Lead India
THE TIMES OF INDIA · INDIACANNES GRAND PRIX 2008
A newspaper running a national talent hunt for political leaders.
- Sixty years after Independence. The Times of India, working with JWT, asked its readers a question that no newspaper had asked before: if only we ran it. Well, now we have our chance. Lead India was not a slogan campaign. It was a nationwide talent hunt for political leaders - aged 25 to 45, identified by a newspaper, trained at Harvard and the London School of Economics, funded for local social projects, and backed to stand in assembly elections.
The premise crossed a line that most legacy papers in the Global North would not cross for another decade. The newspaper was no longer reporting on the country. It was acting on it. Civic infrastructure work, dressed as a marketing campaign. Or marketing, dressed as civic infrastructure work - the boundary blurred and that was the point.
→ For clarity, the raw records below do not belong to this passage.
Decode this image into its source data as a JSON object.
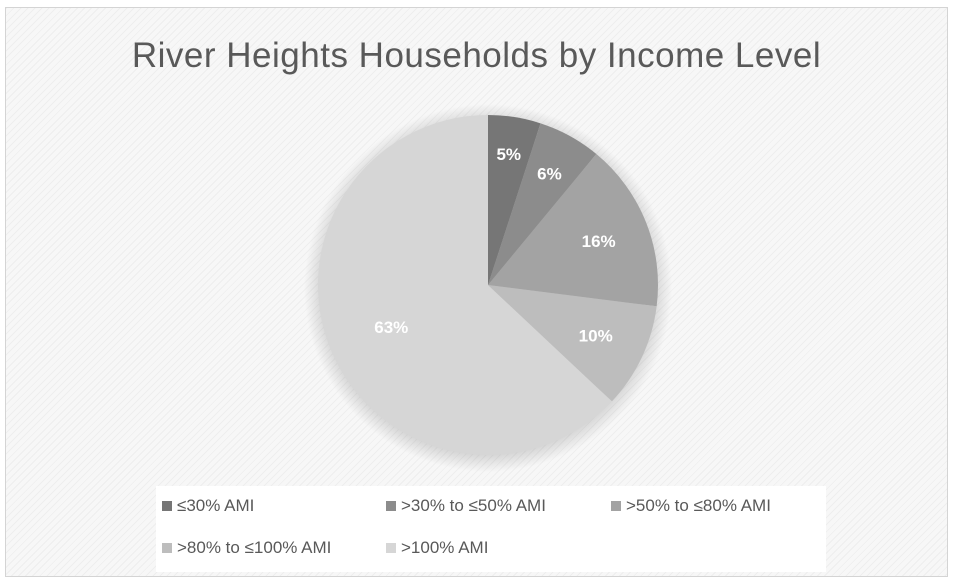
{
  "chart_data": {
    "type": "pie",
    "title": "River Heights Households by Income Level",
    "slices": [
      {
        "label": "≤30% AMI",
        "value": 5,
        "display": "5%",
        "color": "#767676"
      },
      {
        "label": ">30% to ≤50% AMI",
        "value": 6,
        "display": "6%",
        "color": "#8c8c8c"
      },
      {
        "label": ">50% to ≤80% AMI",
        "value": 16,
        "display": "16%",
        "color": "#a3a3a3"
      },
      {
        "label": ">80% to ≤100% AMI",
        "value": 10,
        "display": "10%",
        "color": "#bdbdbd"
      },
      {
        "label": ">100% AMI",
        "value": 63,
        "display": "63%",
        "color": "#d6d6d6"
      }
    ],
    "start_angle": "12 o'clock",
    "direction": "clockwise",
    "legend_position": "bottom"
  }
}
Cannes Grand Prix. The first ever for an Indian agency. Multiple INMA awards. The campaign predates the entire Western Mission Years by nearly a decade and previewed its core insight: that the news organisation could position itself as a democratic steward when formal institutions appeared inadequate. The Mission Years called this a defensive crouch in 2017. The Times of India called it a strategy in 2008.
The contradictions are obvious - a private media conglomerate selecting future politicians is not, by any reading, neutral journalism. Lead India did not pretend it was. It made the activist posture explicit and then asked readers to applaud. Many did.